Servings: 4 servings
Cheese Salami Croissants Recipe brought to you by Recipe Ideas
Categories: Bread; Breads; Cheese; Meat
The History of Recipes
Experts have tracked the existance of recipes far back into antiquity, at least as far into history as pharonic Egypt, and possibly even further. In practice though, generally, these ancient cook books were just very simple pictorial, hieroglyphic or cunieform instructions for food preparation.
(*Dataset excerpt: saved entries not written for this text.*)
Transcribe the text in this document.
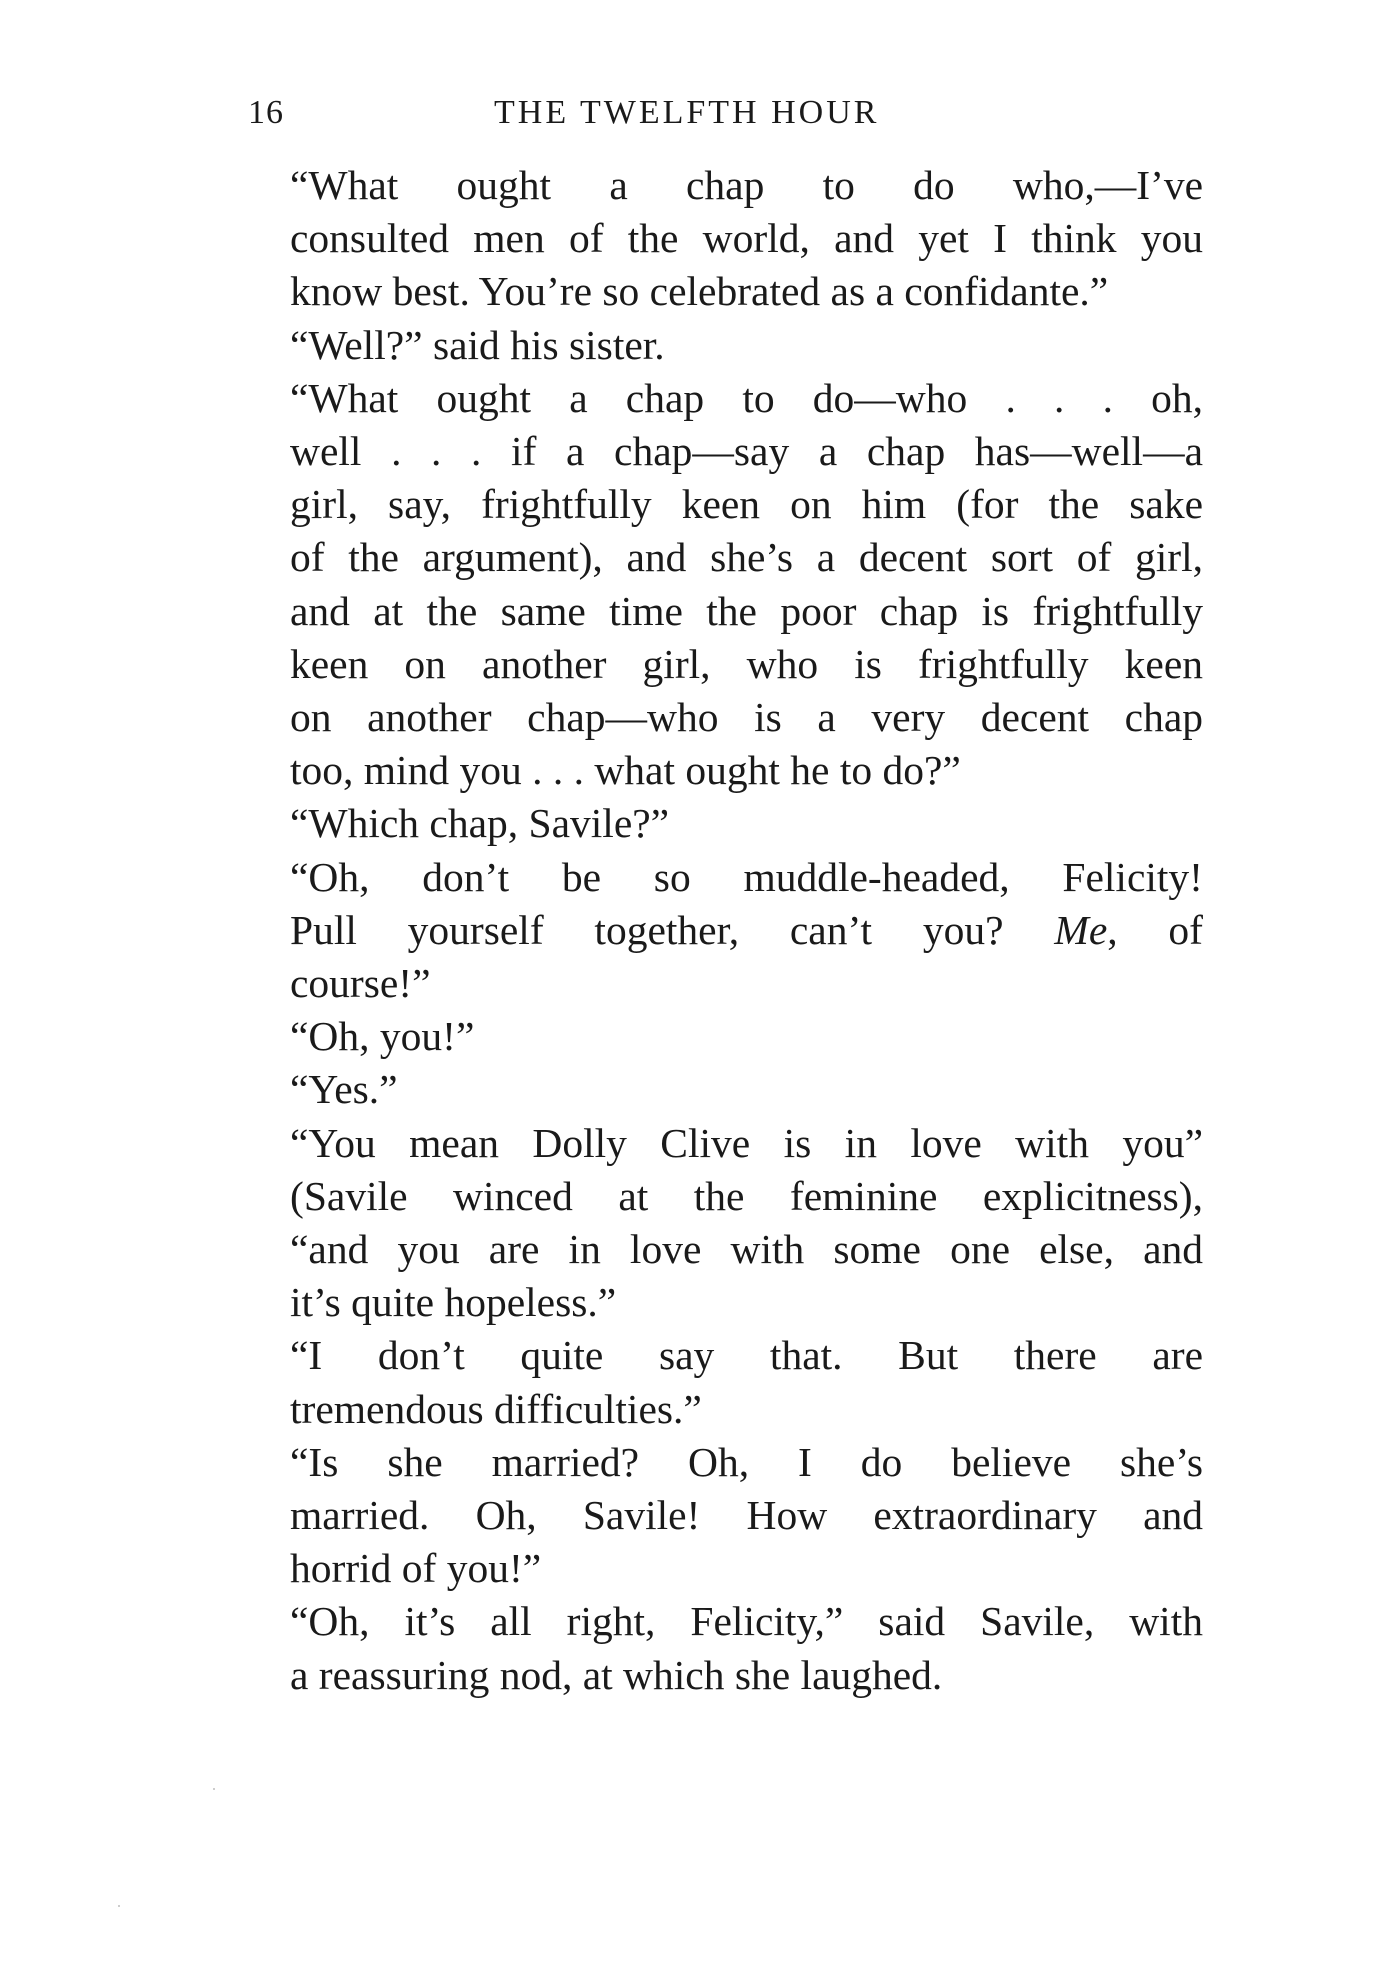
16	THE TWELFTH HOUR

“What ought a chap to do who,—I’ve
consulted men of the world, and yet I think you
know best. You’re so celebrated as a confidante.”

“Well?” said his sister.

“What ought a chap to do—who . . . oh,
well . . . if a chap—say a chap has—well—a
girl, say, frightfully keen on him (for the sake
of the argument), and she’s a decent sort of girl,
and at the same time the poor chap is frightfully
keen on another girl, who is frightfully keen
on another chap—who is a very decent chap
too, mind you . . . what ought he to do?”

“Which chap, Savile?”

“Oh, don’t be so muddle-headed, Felicity!
Pull yourself together, can’t you? Me, of
course!”

“Oh, you!”

“Yes.”

“You mean Dolly Clive is in love with you”
(Savile winced at the feminine explicitness),
“and you are in love with some one else, and
it’s quite hopeless.”

“I don’t quite say that. But there are
tremendous difficulties.”

“Is she married? Oh, I do believe she’s
married. Oh, Savile! How extraordinary and
horrid of you!”

“Oh, it’s all right, Felicity,” said Savile, with
a reassuring nod, at which she laughed.
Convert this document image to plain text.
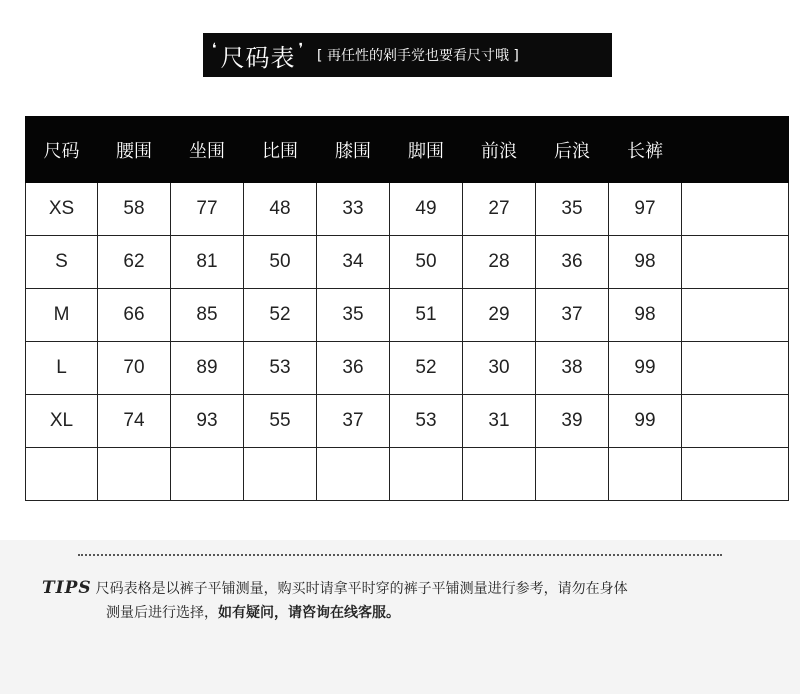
❛ 尺码表 ❜ [ 再任性的剁手党也要看尺寸哦 ]
尺码	腰围	坐围	比围	膝围	脚围	前浪	后浪	长裤	
XS	58	77	48	33	49	27	35	97	
S	62	81	50	34	50	28	36	98	
M	66	85	52	35	51	29	37	98	
L	70	89	53	36	52	30	38	99	
XL	74	93	55	37	53	31	39	99	

TIPS 尺码表格是以裤子平铺测量，购买时请拿平时穿的裤子平铺测量进行参考，请勿在身体
测量后进行选择，如有疑问，请咨询在线客服。
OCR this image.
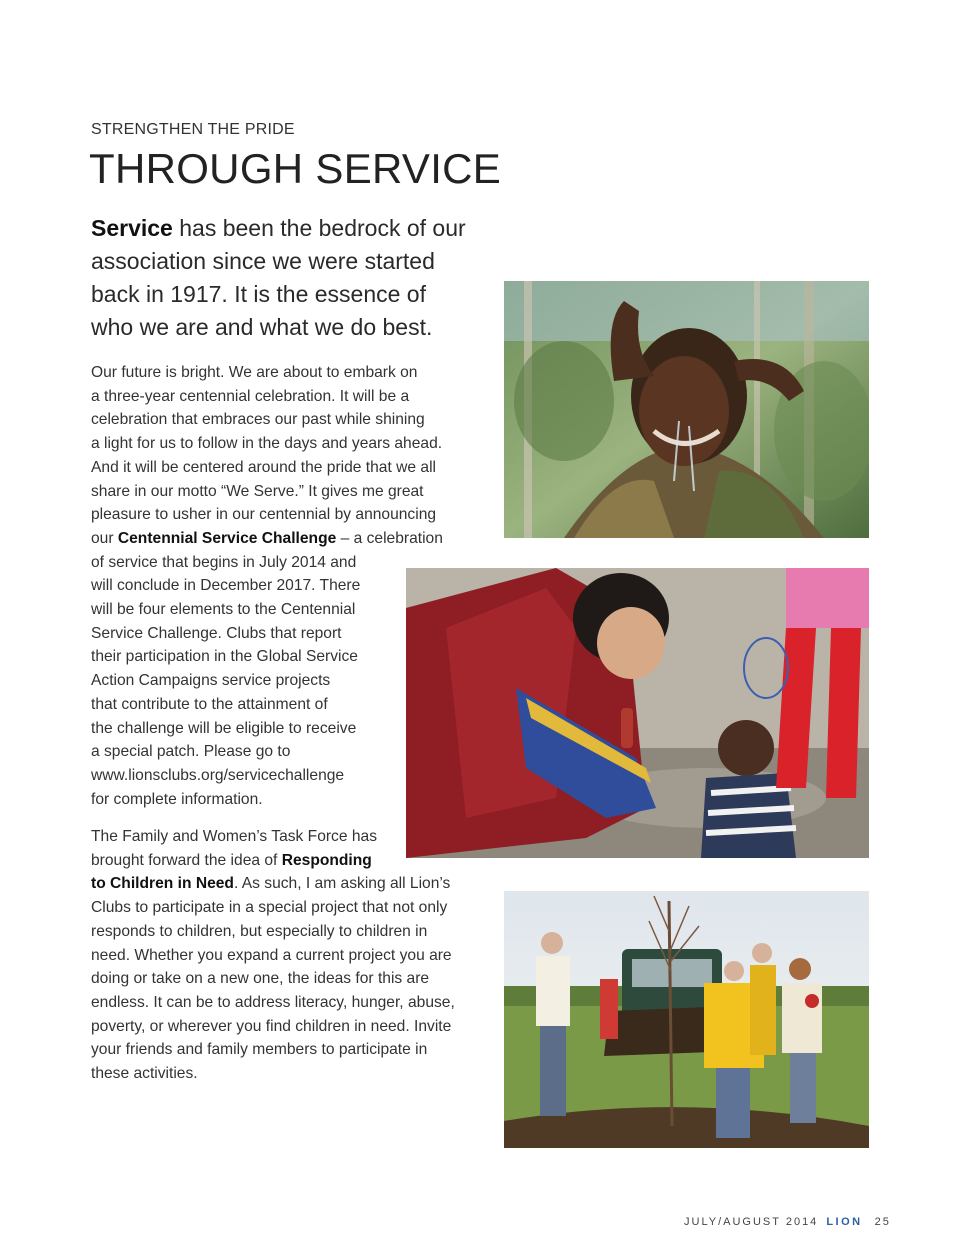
STRENGTHEN THE PRIDE
THROUGH SERVICE
Service has been the bedrock of our
association since we were started
back in 1917. It is the essence of
who we are and what we do best.
Our future is bright. We are about to embark on
a three-year centennial celebration. It will be a
celebration that embraces our past while shining
a light for us to follow in the days and years ahead.
And it will be centered around the pride that we all
share in our motto “We Serve.” It gives me great
pleasure to usher in our centennial by announcing
our Centennial Service Challenge – a celebration
of service that begins in July 2014 and
will conclude in December 2017. There
will be four elements to the Centennial
Service Challenge. Clubs that report
their participation in the Global Service
Action Campaigns service projects
that contribute to the attainment of
the challenge will be eligible to receive
a special patch. Please go to
www.lionsclubs.org/servicechallenge
for complete information.
The Family and Women’s Task Force has
brought forward the idea of Responding
to Children in Need. As such, I am asking all Lion’s
Clubs to participate in a special project that not only
responds to children, but especially to children in
need. Whether you expand a current project you are
doing or take on a new one, the ideas for this are
endless. It can be to address literacy, hunger, abuse,
poverty, or wherever you find children in need. Invite
your friends and family members to participate in
these activities.
JULY/AUGUST 2014 LION 25
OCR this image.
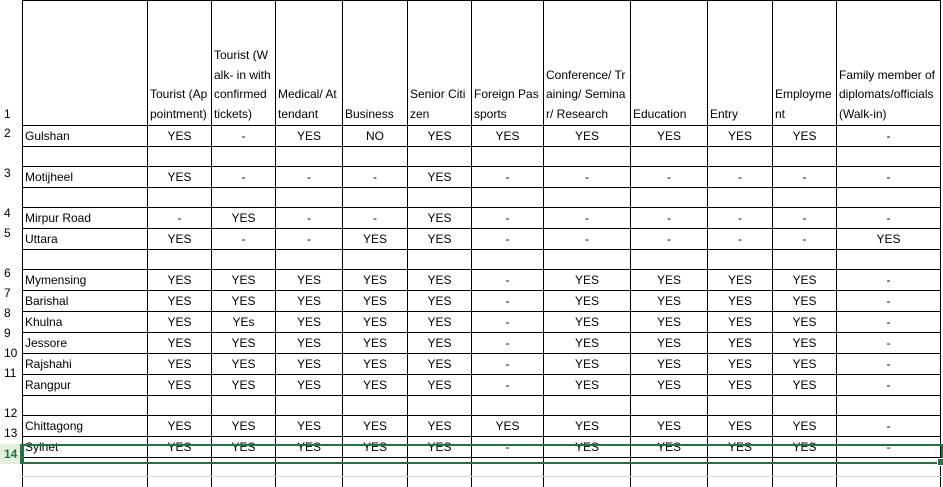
1
2
3
4
5
6
7
8
9
10
11
12
13
14
	Tourist (Appointment)	Tourist (Walk- in with confirmed tickets)	Medical/ Attendant	Business	Senior Citizen	Foreign Passports	Conference/ Training/ Seminar/ Research	Education	Entry	Employment	Family member of diplomats/officials (Walk-in)
Gulshan	YES	-	YES	NO	YES	YES	YES	YES	YES	YES	-

Motijheel	YES	-	-	-	YES	-	-	-	-	-	-

Mirpur Road	-	YES	-	-	YES	-	-	-	-	-	-
Uttara	YES	-	-	YES	YES	-	-	-	-	-	YES

Mymensing	YES	YES	YES	YES	YES	-	YES	YES	YES	YES	-
Barishal	YES	YES	YES	YES	YES	-	YES	YES	YES	YES	-
Khulna	YES	YEs	YES	YES	YES	-	YES	YES	YES	YES	-
Jessore	YES	YES	YES	YES	YES	-	YES	YES	YES	YES	-
Rajshahi	YES	YES	YES	YES	YES	-	YES	YES	YES	YES	-
Rangpur	YES	YES	YES	YES	YES	-	YES	YES	YES	YES	-

Chittagong	YES	YES	YES	YES	YES	YES	YES	YES	YES	YES	-
Sylhet	YES	YES	YES	YES	YES	-	YES	YES	YES	YES	-
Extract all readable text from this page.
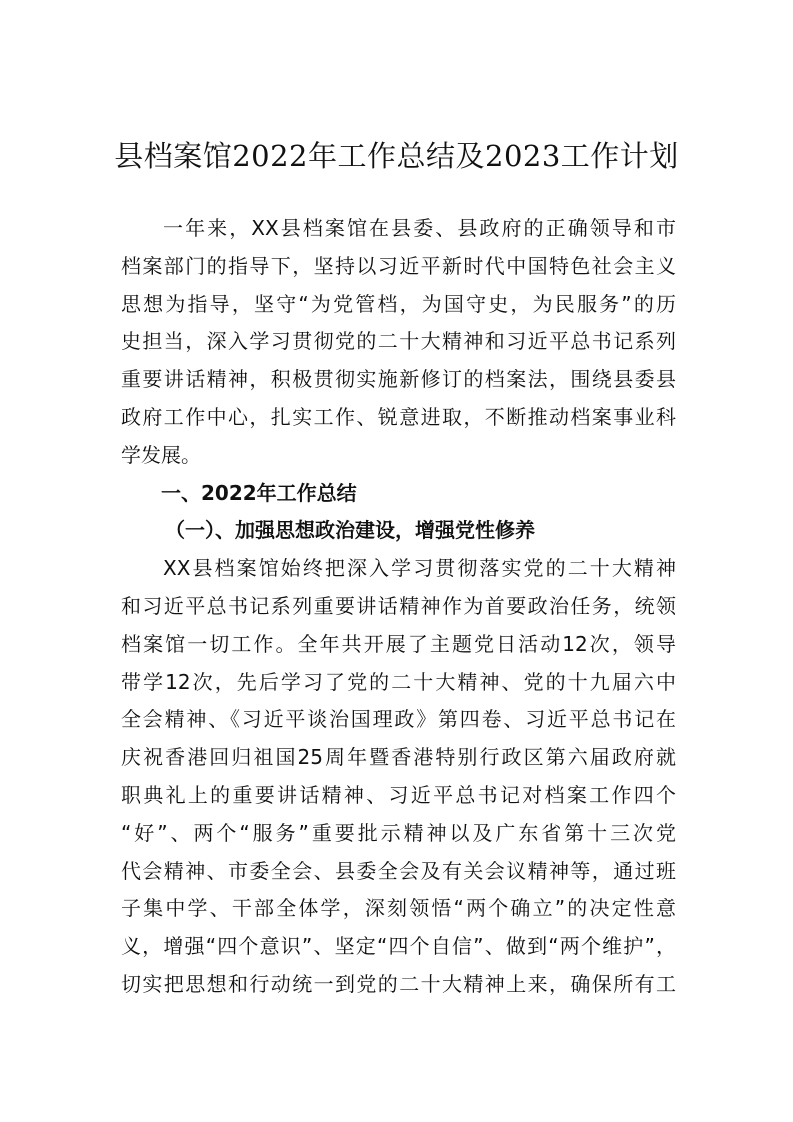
县档案馆2022年工作总结及2023工作计划
一年来，XX县档案馆在县委、县政府的正确领导和市
档案部门的指导下，坚持以习近平新时代中国特色社会主义
思想为指导，坚守“为党管档，为国守史，为民服务”的历
史担当，深入学习贯彻党的二十大精神和习近平总书记系列
重要讲话精神，积极贯彻实施新修订的档案法，围绕县委县
政府工作中心，扎实工作、锐意进取，不断推动档案事业科
学发展。
一、2022年工作总结
（一）、加强思想政治建设，增强党性修养
XX县档案馆始终把深入学习贯彻落实党的二十大精神
和习近平总书记系列重要讲话精神作为首要政治任务，统领
档案馆一切工作。全年共开展了主题党日活动12次，领导
带学12次，先后学习了党的二十大精神、党的十九届六中
全会精神、《习近平谈治国理政》第四卷、习近平总书记在
庆祝香港回归祖国25周年暨香港特别行政区第六届政府就
职典礼上的重要讲话精神、习近平总书记对档案工作四个
“好”、两个“服务”重要批示精神以及广东省第十三次党
代会精神、市委全会、县委全会及有关会议精神等，通过班
子集中学、干部全体学，深刻领悟“两个确立”的决定性意
义，增强“四个意识”、坚定“四个自信”、做到“两个维护”，
切实把思想和行动统一到党的二十大精神上来，确保所有工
The truth of the matter is, the oldest recipe discovered, according to food historians is a collection of stone tablets in ancient Sumerian describing the making of bread which is then used to make a drink, quite possibly a form of beer as it is recorded as making anyone who drank it feel blissful and exhilarated. Later on, in The time of the roman empire around 25BC a man called Apicius created a number of scripts detailing recipes cooked by wealthy roman citizens. He describes how the meals of wealthy Romans were split into appetizers, main meal and desserts, a style of dining still practiced today. Aspicius informs us how the Roman cooks used many herbs and spices, including a few that will be familiar to modern cooks such as bay, mint and parsley. As we move on, we have two recipe books which date from the fourteenth century : a cookery book entitled `Forme of Cury`, and another entitled `Curye on Inglish`. The titles are a little misleading though, these two books are unconnected to the indian curry that is popular today, but rather recipes for the types of food prepared by the cooks of the rich and powerful of that period. Later, in the fifteenth century, knights returning from the crusades brought back many spices and herbs from the holy land, including spices like coriander, parsley, basil and rosemary. The introduction of these new tastes led to an eruption in recipe books, many of which are now in private libraries. By the time we get to the 1900s, cooking publications were in great demand, mostly due to better eduction, people having increased spare time and having more money to spend. |
We hope you enjoy this Cheese Salami Croissants recipe.